This work addresses critical security vulnerabilities in VoWiFi user equipment (UE) that may lead to identity leakage or insecure channel establishment. We propose the first UE-centric, systematic security testing framework. Methodologically, we construct a realistic testbed integrating large language model–driven semi-automated security property extraction (deriving 63 formal properties from 11 standards), domain-specific mutation strategies, and deterministic assertion-based detection to enable efficient, scalable adversarial testing. Our contributions include: (i) an end-to-end evaluation system; (ii) execution of 1,116 test cases across 21 commercial UEs; and (iii) discovery of 13 previously unknown vulnerabilities—including flawed key negotiation procedures and support for weak cryptographic algorithms. Multiple vulnerabilities have been confirmed and patched by respective vendors.

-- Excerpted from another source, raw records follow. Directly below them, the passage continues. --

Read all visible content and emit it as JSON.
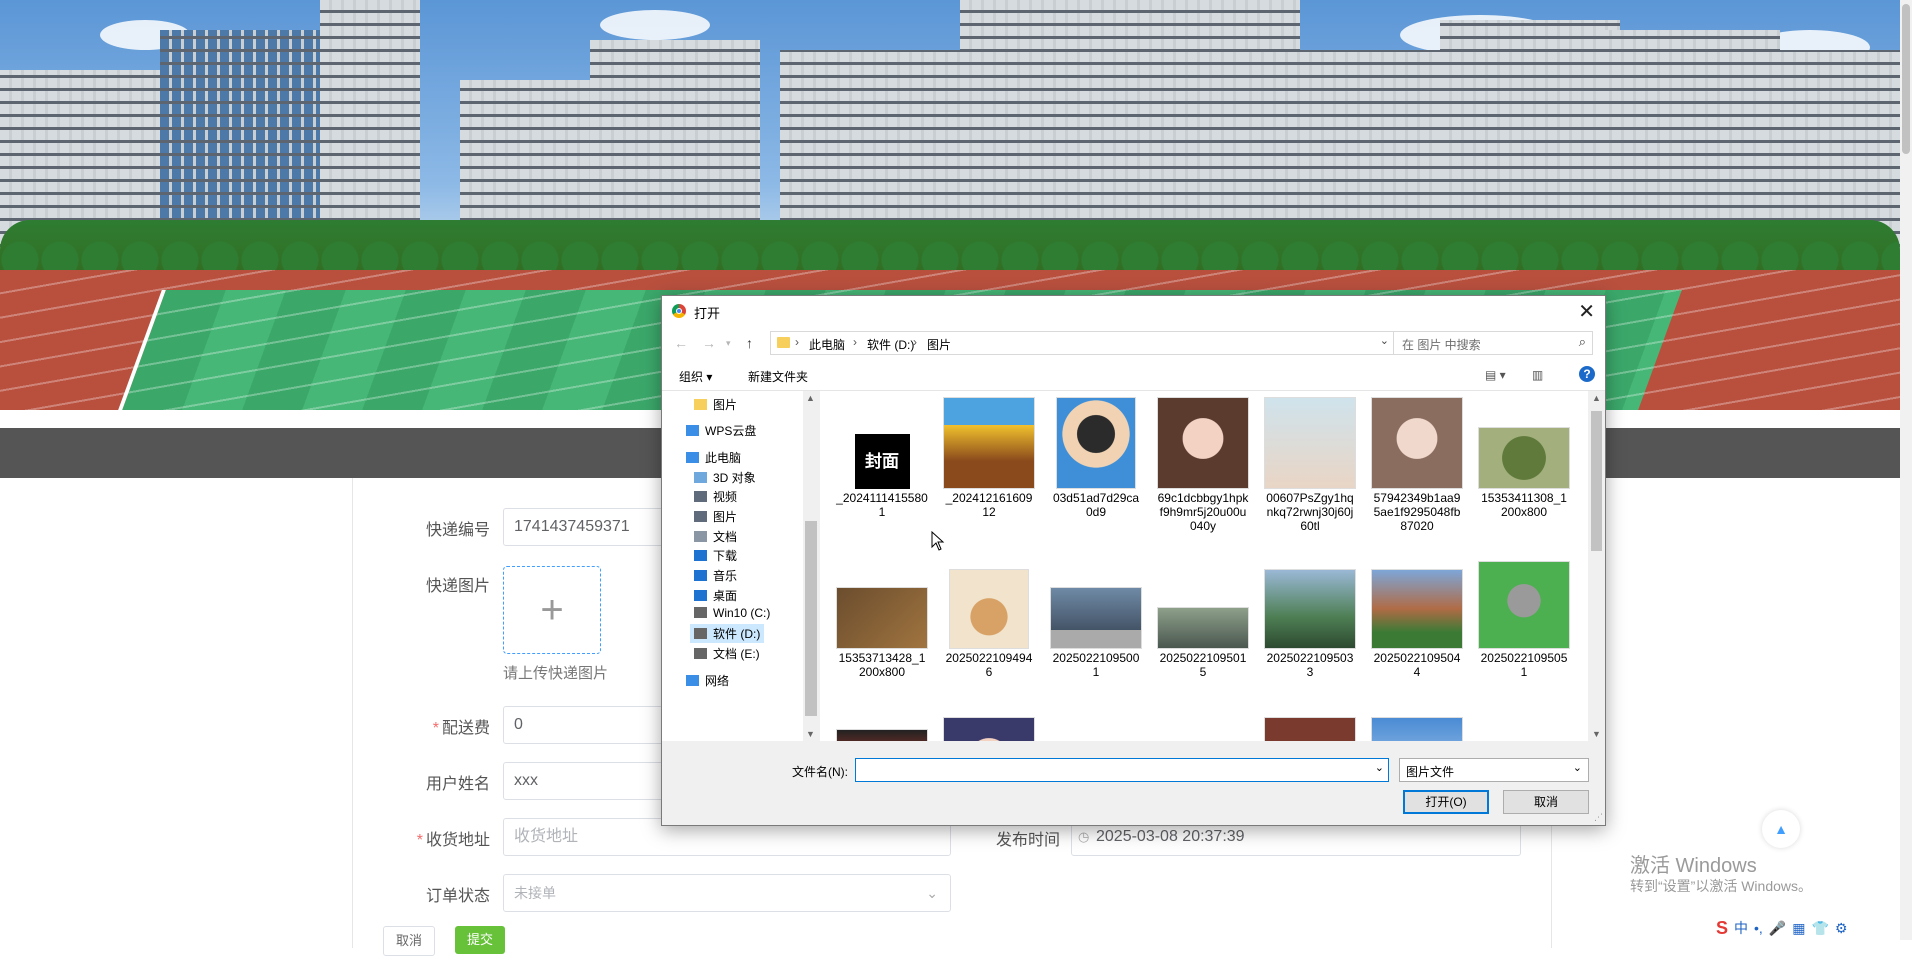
{
  "form": {
    "tracking_no_label": "快递编号",
    "tracking_no_value": "1741437459371",
    "image_label": "快递图片",
    "upload_plus": "+",
    "upload_hint": "请上传快递图片",
    "fee_label": "配送费",
    "fee_value": "0",
    "username_label": "用户姓名",
    "username_value": "xxx",
    "address_label": "收货地址",
    "address_placeholder": "收货地址",
    "publish_time_label": "发布时间",
    "publish_time_value": "2025-03-08 20:37:39",
    "status_label": "订单状态",
    "status_placeholder": "未接单",
    "cancel_button": "取消",
    "submit_button": "提交"
  },
  "watermark": {
    "line1": "激活 Windows",
    "line2": "转到“设置”以激活 Windows。"
  },
  "tray": [
    "中",
    "•,",
    "🎤",
    "▦",
    "👕",
    "⚙"
  ],
  "dialog": {
    "title": "打开",
    "close": "✕",
    "breadcrumb": [
      "此电脑",
      "软件 (D:)",
      "图片"
    ],
    "search_placeholder": "在 图片 中搜索",
    "organize": "组织 ▾",
    "new_folder": "新建文件夹",
    "tree": [
      {
        "label": "图片",
        "icon": "folder-icon"
      },
      {
        "label": "WPS云盘",
        "icon": "cloud-icon"
      },
      {
        "label": "此电脑",
        "icon": "computer-icon"
      },
      {
        "label": "3D 对象",
        "icon": "cube-icon"
      },
      {
        "label": "视频",
        "icon": "video-icon"
      },
      {
        "label": "图片",
        "icon": "pictures-icon"
      },
      {
        "label": "文档",
        "icon": "document-icon"
      },
      {
        "label": "下载",
        "icon": "download-icon"
      },
      {
        "label": "音乐",
        "icon": "music-icon"
      },
      {
        "label": "桌面",
        "icon": "desktop-icon"
      },
      {
        "label": "Win10 (C:)",
        "icon": "drive-icon"
      },
      {
        "label": "软件 (D:)",
        "icon": "drive-icon"
      },
      {
        "label": "文档 (E:)",
        "icon": "drive-icon"
      },
      {
        "label": "网络",
        "icon": "network-icon"
      }
    ],
    "files": [
      {
        "name": "_20241114155801",
        "thumb": "cover"
      },
      {
        "name": "_20241216160912",
        "thumb": "basketball"
      },
      {
        "name": "03d51ad7d29ca0d9",
        "thumb": "boy"
      },
      {
        "name": "69c1dcbbgy1hpkf9h9mr5j20u00u040y",
        "thumb": "girl1"
      },
      {
        "name": "00607PsZgy1hqnkq72rwnj30j60j60tl",
        "thumb": "girl2"
      },
      {
        "name": "57942349b1aa95ae1f9295048fb87020",
        "thumb": "girl3"
      },
      {
        "name": "15353411308_1200x800",
        "thumb": "tea"
      },
      {
        "name": "15353713428_1200x800",
        "thumb": "tea2"
      },
      {
        "name": "20250221094946",
        "thumb": "hamster"
      },
      {
        "name": "20250221095001",
        "thumb": "car"
      },
      {
        "name": "20250221095015",
        "thumb": "moto"
      },
      {
        "name": "20250221095033",
        "thumb": "mountain"
      },
      {
        "name": "20250221095044",
        "thumb": "house"
      },
      {
        "name": "20250221095051",
        "thumb": "kitten"
      },
      {
        "name": "",
        "thumb": "gpu"
      },
      {
        "name": "",
        "thumb": "girl4"
      },
      {
        "name": "",
        "thumb": "blue"
      },
      {
        "name": "",
        "thumb": "opera"
      },
      {
        "name": "",
        "thumb": "girl5"
      },
      {
        "name": "",
        "thumb": "sky"
      }
    ],
    "cover_text": "封面",
    "filename_label": "文件名(N):",
    "filename_value": "",
    "filetype": "图片文件",
    "open_button": "打开(O)",
    "cancel_button": "取消"
  },
  "colors": {
    "navbar": "#555555",
    "required": "#f56c6c",
    "upload_border": "#409eff",
    "submit": "#67c23a",
    "dialog_accent": "#0078d7"
  }
}
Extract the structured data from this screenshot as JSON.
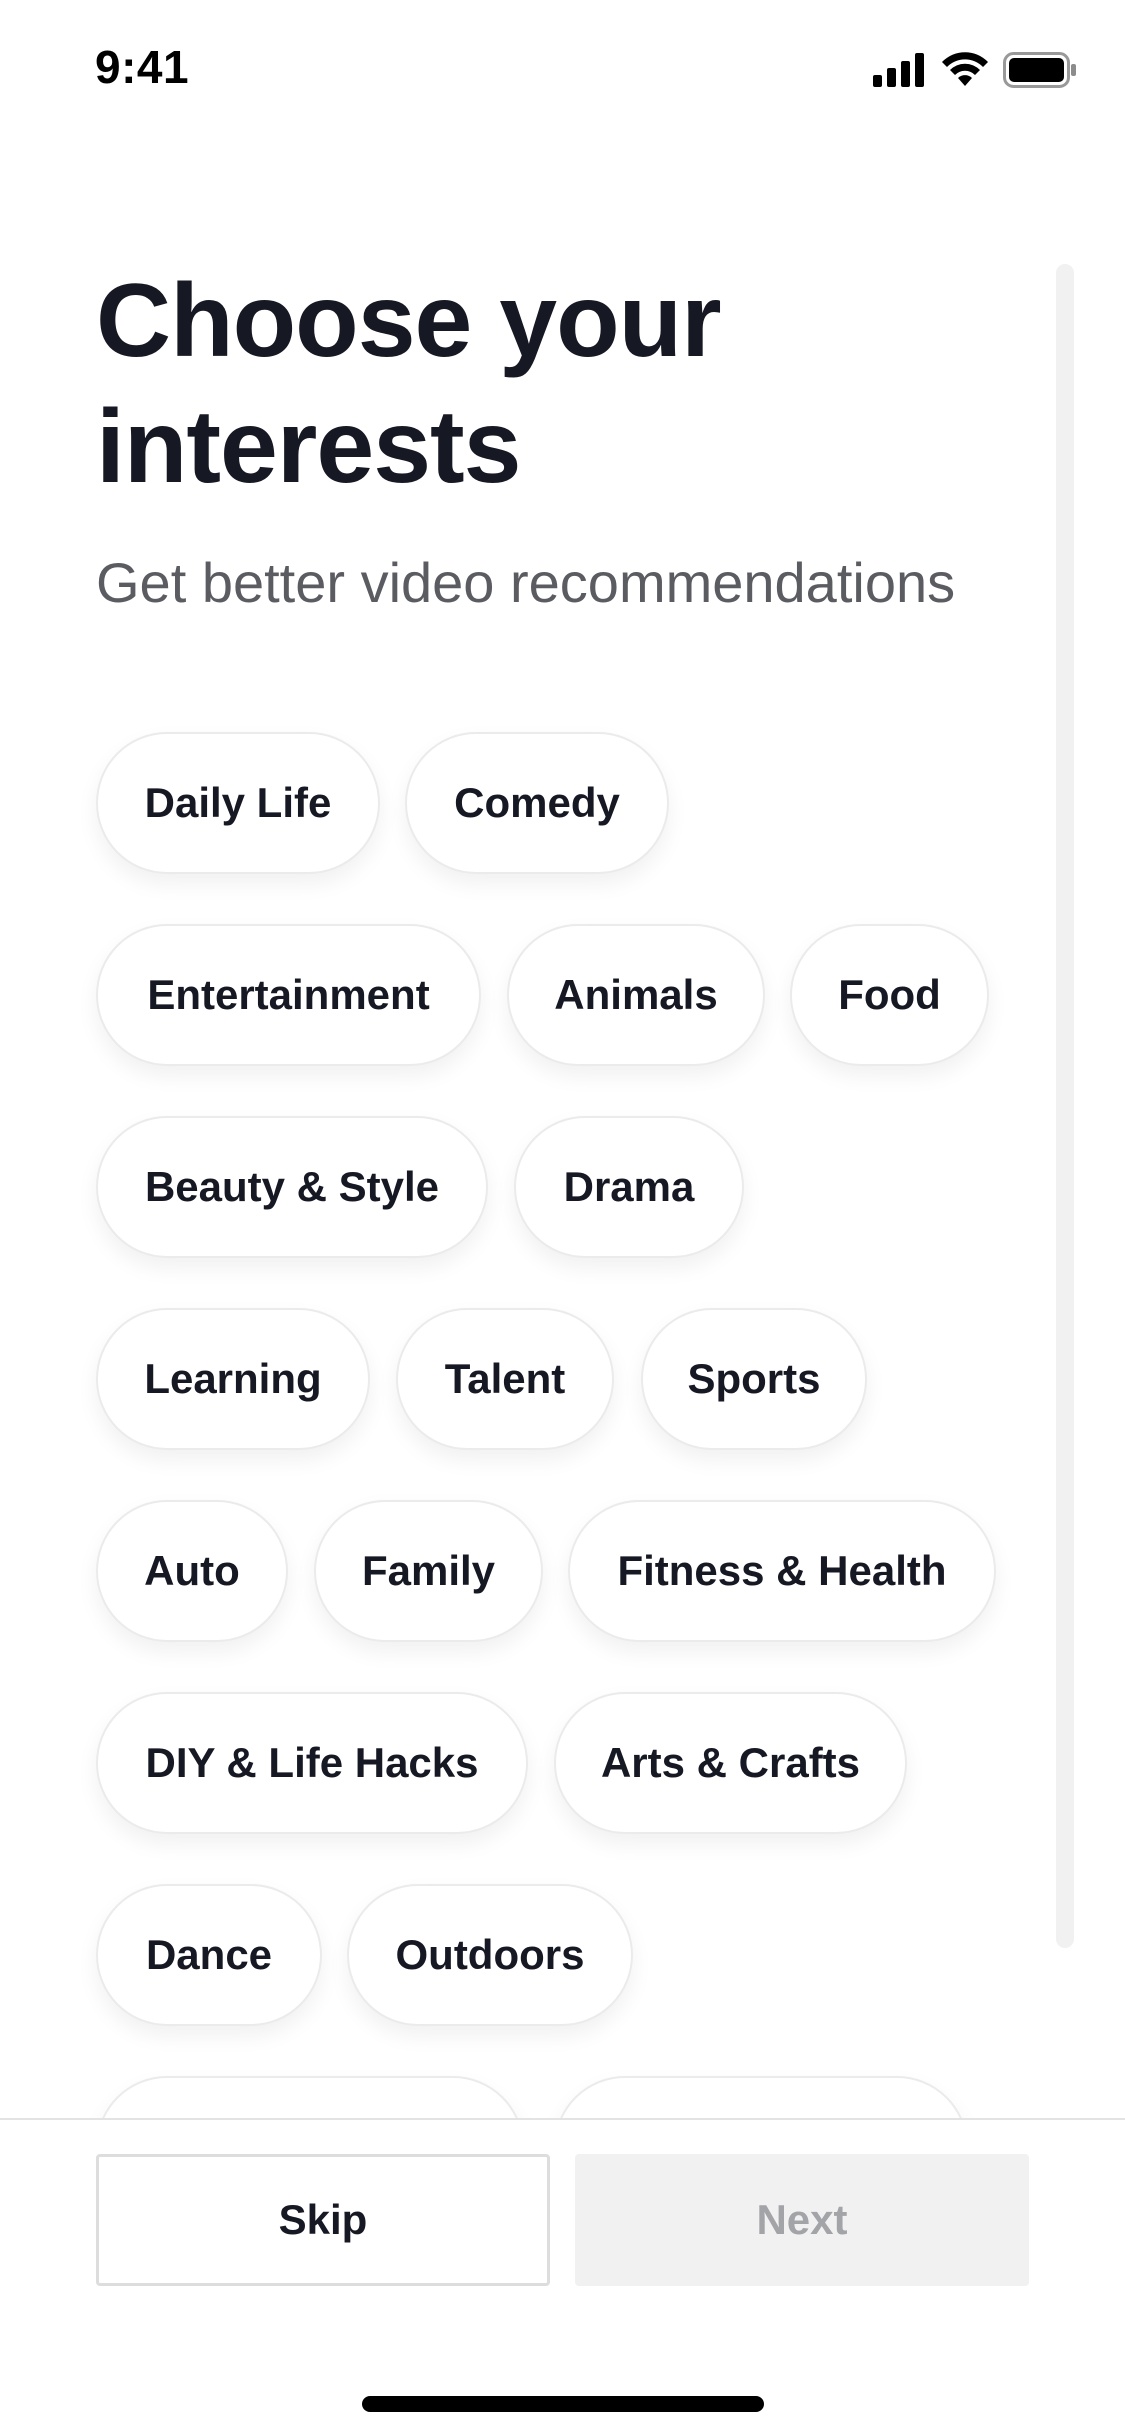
{
  "status_bar": {
    "time": "9:41",
    "icons": [
      "cellular-signal-icon",
      "wifi-icon",
      "battery-icon"
    ]
  },
  "header": {
    "title": "Choose your interests",
    "subtitle": "Get better video recommendations"
  },
  "interests": [
    "Daily Life",
    "Comedy",
    "Entertainment",
    "Animals",
    "Food",
    "Beauty & Style",
    "Drama",
    "Learning",
    "Talent",
    "Sports",
    "Auto",
    "Family",
    "Fitness & Health",
    "DIY & Life Hacks",
    "Arts & Crafts",
    "Dance",
    "Outdoors"
  ],
  "footer": {
    "skip_label": "Skip",
    "next_label": "Next"
  },
  "colors": {
    "text_primary": "#161823",
    "text_secondary": "#5b5c61",
    "disabled_button_bg": "#f1f1f2",
    "disabled_button_text": "#a3a4a8"
  }
}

We present VWAttacker, the first systematic testing framework for analyzing the security of Voice over WiFi (VoWiFi) User Equipment (UE) implementations. VWAttacker includes a complete VoWiFi network testbed that communicates with Commercial-Off-The-Shelf (COTS) UEs based on a simple interface to test the behavior of diverse VoWiFi UE implementations; uses property-guided adversarial testing to uncover security issues in different UEs systematically. To reduce manual effort in extracting and testing properties, we introduce an LLM-based, semi-automatic, and scalable approach for property extraction and testcase (TC) generation. These TCs are systematically mutated by two domain-specific transformations. Furthermore, we introduce two deterministic oracles to detect property violations automatically. Coupled with these techniques, VWAttacker extracts 63 properties from 11 specifications, evaluates 1,116 testcases, and detects 13 issues in 21 UEs. The issues range from enforcing a DH shared secret to 0 to supporting weak algorithms. These issues result in attacks that expose the victim UE's identity or establish weak channels, thus severely hampering the security of cellular networks. We responsibly disclose the findings to all the related vendors. At the time of writing, one of the vulnerabilities has been acknowledged by MediaTek with high severity.